OPINION

OPINION | JOHN BRUMMETT: Simply because they can

State Sen. Linda Chesterfield was minding her own business presumably, living in the south-central to southwestern section of Pulaski County.

She looked up one day last year to find that her Republican colleagues in the Legislature--she is an endangered-species Democrat--had carved her neighborhood, heavy with Black and Hispanic population, out of the 2nd Congressional District.

They'd attached it to the population-losing 4th Congressional District extending from the Louisiana line north to ... well, Grant County until this gerrymandered redraw was brought up northward past her house.

I call it a gerrymander because Republicans deliberately took historically reliable Democratic votes from the 2nd District to lessen the inconvenience to French Hill's congressional re-election. They explained--cleverly, I guess--that, with population shifts in the state necessitating some new district design, the easiest and most logical thing was to draw everything toward the center of the state with the biggest population, and do its equalizing by making fun little surgical cuts in the big central, and Democratic, county.

Suddenly Chesterfield and her legislative constituents were no longer associated congressionally with their neighbors. They were sent as foster children into a family adjoining Louisiana.

So, on Thursday, the Senate welcomed its new members for an organizational meeting for next year's regular session. In one exercise, the 35 senators-elect broke into their four congressional district caucuses to select members for the two important interim committees, meaning those tending to business between actual legislative sessions. They are the Legislative Council and Legislative Joint Auditing.

Chesterfield walked into her new south Arkansas family, aware that she and another Black woman senator, Stephanie Flowers of Pine Bluff, were the longest-serving members in the room. That was good, since they both had long enjoyed serving on the interim Legislative Council and would get seats there again based on business as usual deploying the seniority system.

But then a young Republican senator, Ben Gilmore, proposed that the 4th District caucus choose its members of those interim committees by its preference, not by seniority. That meant the nine Republicans would pick among themselves for the two council seats.

The Republican action meant that Chesterfield and Flowers were effectively being dumped by white male Republicans. But, as the Republicans saw it, Chesterfield and Flowers were paying a natural consequence of the election in which the pitiable Democrat minority in the Senate, formerly eight of 35, had been reduced to six.

Chesterfield declared her treatment racist. Republicans professed to be aghast. They said it was simply partisan.

They're probably telling the truth. The purpose was to take the seats, and the per diem, for Republicans, which required ditching any Democrats with seniority. That those were Chesterfield and Flowers was just bum luck.

For that matter, Republicans said, both women probably could get on the Legislative Council anyway through their tiny party caucus.

That was true; Chesterfield was elected whip of the other five Senate Democrats, and, by that, will get a council seat.

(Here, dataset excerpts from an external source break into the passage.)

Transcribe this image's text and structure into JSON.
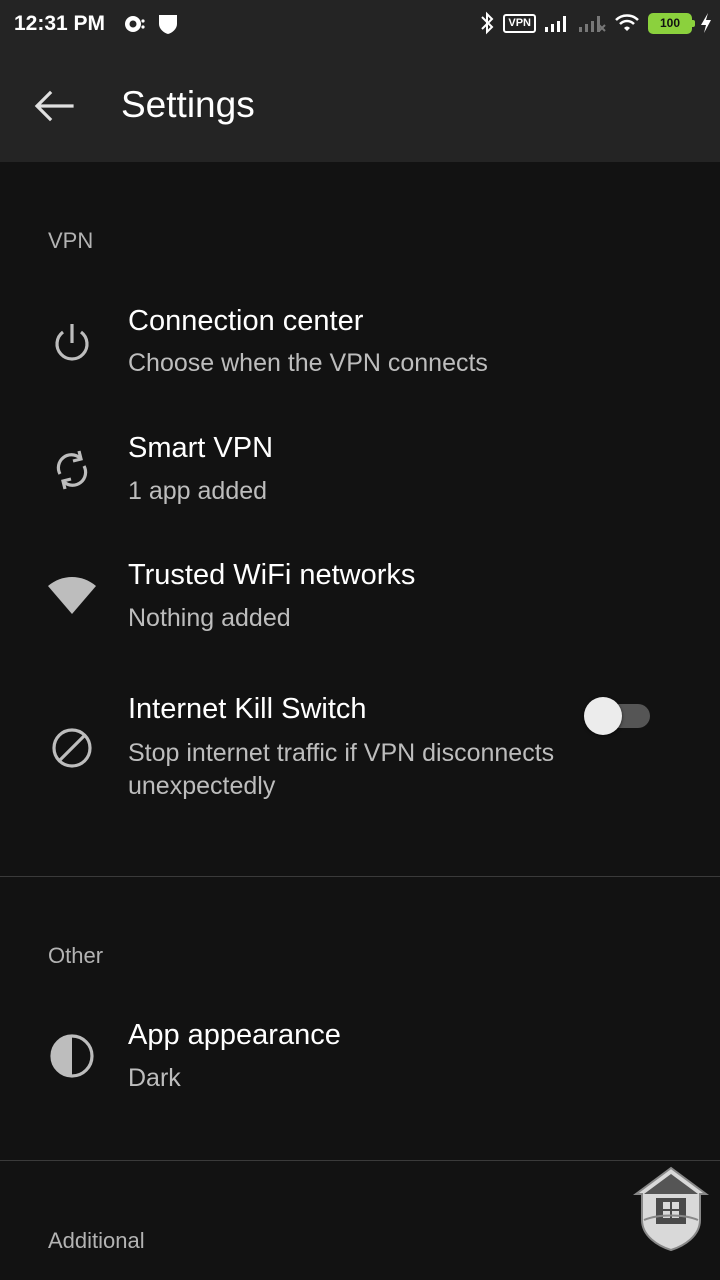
{
  "status_bar": {
    "time": "12:31 PM",
    "vpn_badge": "VPN",
    "battery_level": "100"
  },
  "app_bar": {
    "title": "Settings",
    "back_icon": "arrow-left-icon"
  },
  "sections": {
    "vpn": {
      "header": "VPN",
      "items": [
        {
          "title": "Connection center",
          "subtitle": "Choose when the VPN connects",
          "icon": "power-icon"
        },
        {
          "title": "Smart VPN",
          "subtitle": "1 app added",
          "icon": "sync-icon"
        },
        {
          "title": "Trusted WiFi networks",
          "subtitle": "Nothing added",
          "icon": "wifi-icon"
        },
        {
          "title": "Internet Kill Switch",
          "subtitle": "Stop internet traffic if VPN disconnects unexpectedly",
          "icon": "block-icon",
          "toggle_on": false
        }
      ]
    },
    "other": {
      "header": "Other",
      "items": [
        {
          "title": "App appearance",
          "subtitle": "Dark",
          "icon": "contrast-icon"
        }
      ]
    },
    "additional": {
      "header": "Additional"
    }
  },
  "colors": {
    "background": "#121212",
    "app_bar": "#242424",
    "secondary_text": "#bdbdbd",
    "battery": "#8bd13d"
  }
}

Flowers, I'm told--and she didn't return my call over the weekend to confirm--didn't want any side-door appointment if her Republican colleagues were going to treat her that way.

But the full indignity to Chesterfield was the full scenario, the old one-two punch: She got booted out of her own county's congressional district in '21, then booted off Legislative Council in '22, at least until other means got her back on.

The Republican move was heavy-handed and wholly unnecessary. It wouldn't have hurt the 4th District Republicans at all to make a nod to the magnanimous--to let their two longer-serving Democratic colleagues stay on Legislative Council from their caucus, where they'd be as outnumbered as they are in the Capitol and in Arkansas. But at least they'd be personally respected.

Previously on Thursday, Republican senators had passed a rule that there could be no more than two Democrats on standing committees, meaning the main ones meeting to consider bills during sessions. They said the rule would assure that committees mirror the full Senate membership and reflect the voters' wishes.

Substantively, the rule meant nothing. Senators could have continued choosing committees on a seniority basis--except for chairmanships, which go to Republicans--without any remote threat to any bill that Republican senators want to rush through a committee, whether restrictive on abortion or nonrestrictive on guns or punitive to traditional public education.

There was no way the six Democrats could have stacked themselves into a majority or even a spunky fighting force on any committee.

And even if they did, Republicans would still have the 29-6 majority on the floor to pull any bill out of committee and vote on it at any time.

State Sen. Clarke Tucker was heard to ask Republican senators simply ... "why?" Was the election not punishing enough to Democrats?

Why? Because they could.

Tucker thought it all a bad omen for relations in the coming session.

Republican senators think the bad omen for Democrats in Arkansas took place on Election Day.

I'd say it was the election in 2010 when Fox News' ratings soared and that alien creature named Barack Obama dared to try to help poor people with their health care.